The technical indicators show a bearish trend with moving averages (SMA_200 > SMA_20 > SMA_5) indicating downward momentum. RSI is neutral at 36.185, and the MACD histogram is above zero but positively contracting. Key support levels are at 0.943 and 0.886, with resistance at 1.037 and 1.131. Overall, the stock is in a weak technical position.
Revenue increased by 34.73% YoY in Q3 2025, and net income improved by 51.34% YoY, showing some operational progress.

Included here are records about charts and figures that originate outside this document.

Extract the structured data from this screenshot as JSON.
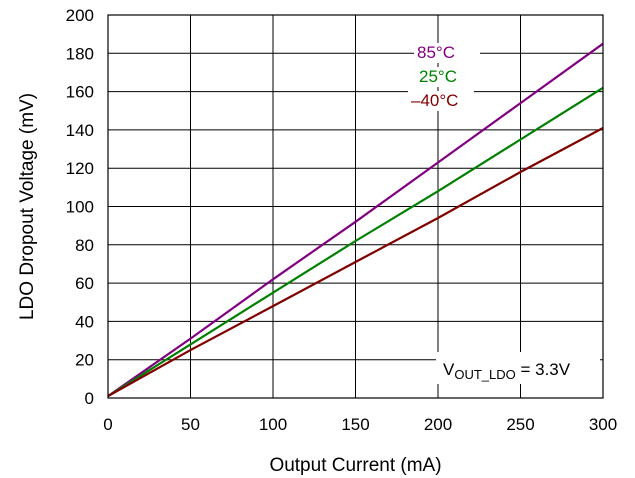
{
  "chart_data": {
    "type": "line",
    "title": "",
    "xlabel": "Output Current (mA)",
    "ylabel": "LDO Dropout Voltage (mV)",
    "xlim": [
      0,
      300
    ],
    "ylim": [
      0,
      200
    ],
    "x_ticks": [
      "0",
      "50",
      "100",
      "150",
      "200",
      "250",
      "300"
    ],
    "y_ticks": [
      "0",
      "20",
      "40",
      "60",
      "80",
      "100",
      "120",
      "140",
      "160",
      "180",
      "200"
    ],
    "grid": true,
    "series": [
      {
        "name": "85°C",
        "color": "#800080",
        "x": [
          0,
          50,
          100,
          150,
          200,
          250,
          300
        ],
        "y": [
          1,
          31,
          62,
          92,
          123,
          154,
          185
        ]
      },
      {
        "name": "25°C",
        "color": "#008000",
        "x": [
          0,
          50,
          100,
          150,
          200,
          250,
          300
        ],
        "y": [
          1,
          28,
          55,
          82,
          108,
          135,
          162
        ]
      },
      {
        "name": "–40°C",
        "color": "#800000",
        "x": [
          0,
          50,
          100,
          150,
          200,
          250,
          300
        ],
        "y": [
          1,
          25,
          48,
          71,
          94,
          118,
          141
        ]
      }
    ],
    "annotation": {
      "main": "V",
      "sub": "OUT_LDO",
      "rest": " = 3.3V"
    }
  }
}
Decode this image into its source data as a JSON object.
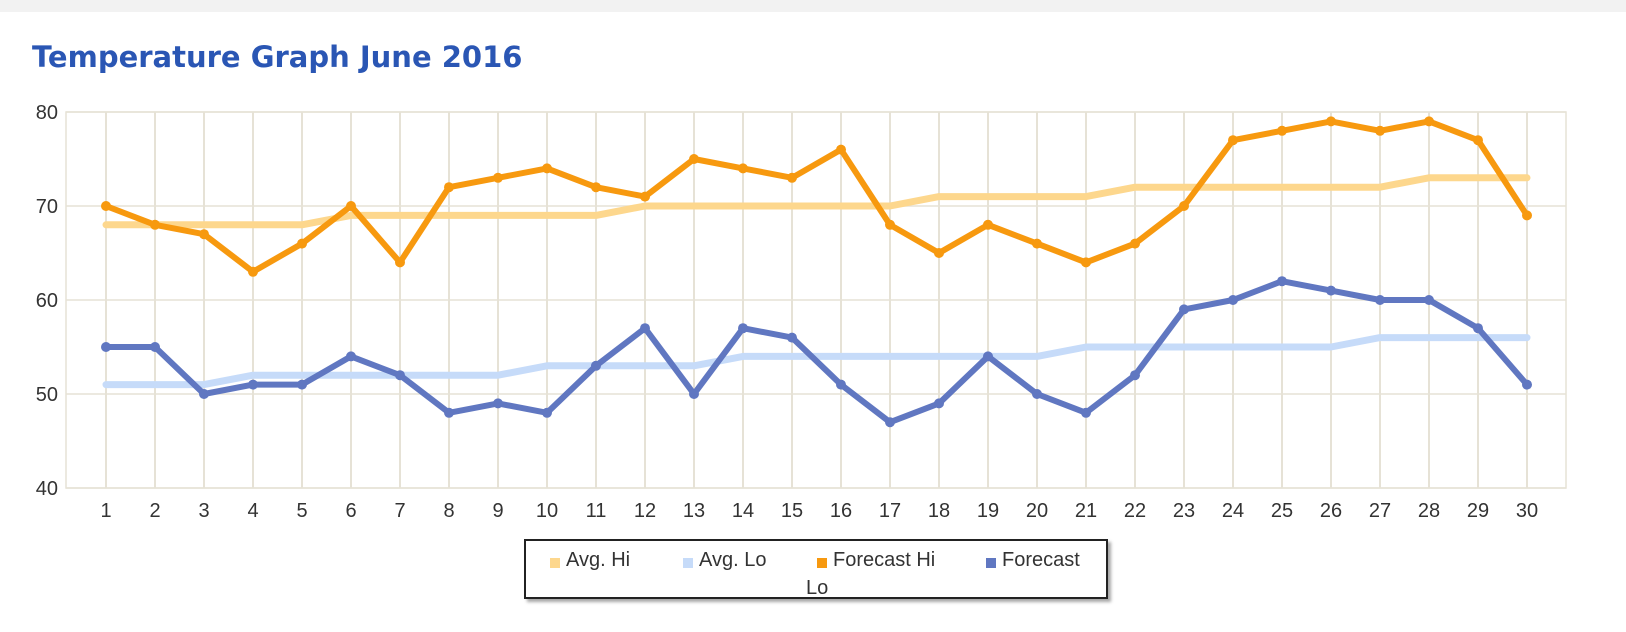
{
  "chart_data": {
    "type": "line",
    "title": "Temperature Graph June 2016",
    "xlabel": "",
    "ylabel": "",
    "x": [
      1,
      2,
      3,
      4,
      5,
      6,
      7,
      8,
      9,
      10,
      11,
      12,
      13,
      14,
      15,
      16,
      17,
      18,
      19,
      20,
      21,
      22,
      23,
      24,
      25,
      26,
      27,
      28,
      29,
      30
    ],
    "ylim": [
      40,
      80
    ],
    "yticks": [
      40,
      50,
      60,
      70,
      80
    ],
    "grid": true,
    "legend_position": "bottom",
    "series": [
      {
        "name": "Avg. Hi",
        "color": "#fdd78d",
        "markers": false,
        "values": [
          68,
          68,
          68,
          68,
          68,
          69,
          69,
          69,
          69,
          69,
          69,
          70,
          70,
          70,
          70,
          70,
          70,
          71,
          71,
          71,
          71,
          72,
          72,
          72,
          72,
          72,
          72,
          73,
          73,
          73
        ]
      },
      {
        "name": "Avg. Lo",
        "color": "#c6dbf9",
        "markers": false,
        "values": [
          51,
          51,
          51,
          52,
          52,
          52,
          52,
          52,
          52,
          53,
          53,
          53,
          53,
          54,
          54,
          54,
          54,
          54,
          54,
          54,
          55,
          55,
          55,
          55,
          55,
          55,
          56,
          56,
          56,
          56
        ]
      },
      {
        "name": "Forecast Hi",
        "color": "#f7990f",
        "markers": true,
        "values": [
          70,
          68,
          67,
          63,
          66,
          70,
          64,
          72,
          73,
          74,
          72,
          71,
          75,
          74,
          73,
          76,
          68,
          65,
          68,
          66,
          64,
          66,
          70,
          77,
          78,
          79,
          78,
          79,
          77,
          69
        ]
      },
      {
        "name": "Forecast Lo",
        "color": "#6077c1",
        "markers": true,
        "values": [
          55,
          55,
          50,
          51,
          51,
          54,
          52,
          48,
          49,
          48,
          53,
          57,
          50,
          57,
          56,
          51,
          47,
          49,
          54,
          50,
          48,
          52,
          59,
          60,
          62,
          61,
          60,
          60,
          57,
          51
        ]
      }
    ]
  },
  "colors": {
    "title": "#2a56b4",
    "grid": "#e6e2d6",
    "axis_text": "#333333"
  },
  "legend": {
    "item_1": "Avg. Hi",
    "item_2": "Avg. Lo",
    "item_3": "Forecast Hi",
    "item_4": "Forecast",
    "item_4_wrap": "Lo"
  }
}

The company is embroiled in multiple class action lawsuits related to fraudulent stock promotion schemes and corporate governance issues. The stock price has suffered a significant drop (70% on October 24, 2025), and investor sentiment is highly negative. Gross margin dropped significantly (-85.67% YoY), and EPS remains negative.
In Q3 2025, revenue increased to $1,187,000 (up 34.73% YoY), but the company reported a net loss of $10,426,000 (up 51.34% YoY). EPS improved to -0.14 (up 40% YoY), but gross margin dropped to -10.95% (down -85.67% YoY), indicating operational inefficiencies.
No analyst rating or price target changes are provided. However, Wall Street sentiment is likely negative due to ongoing legal and reputational issues.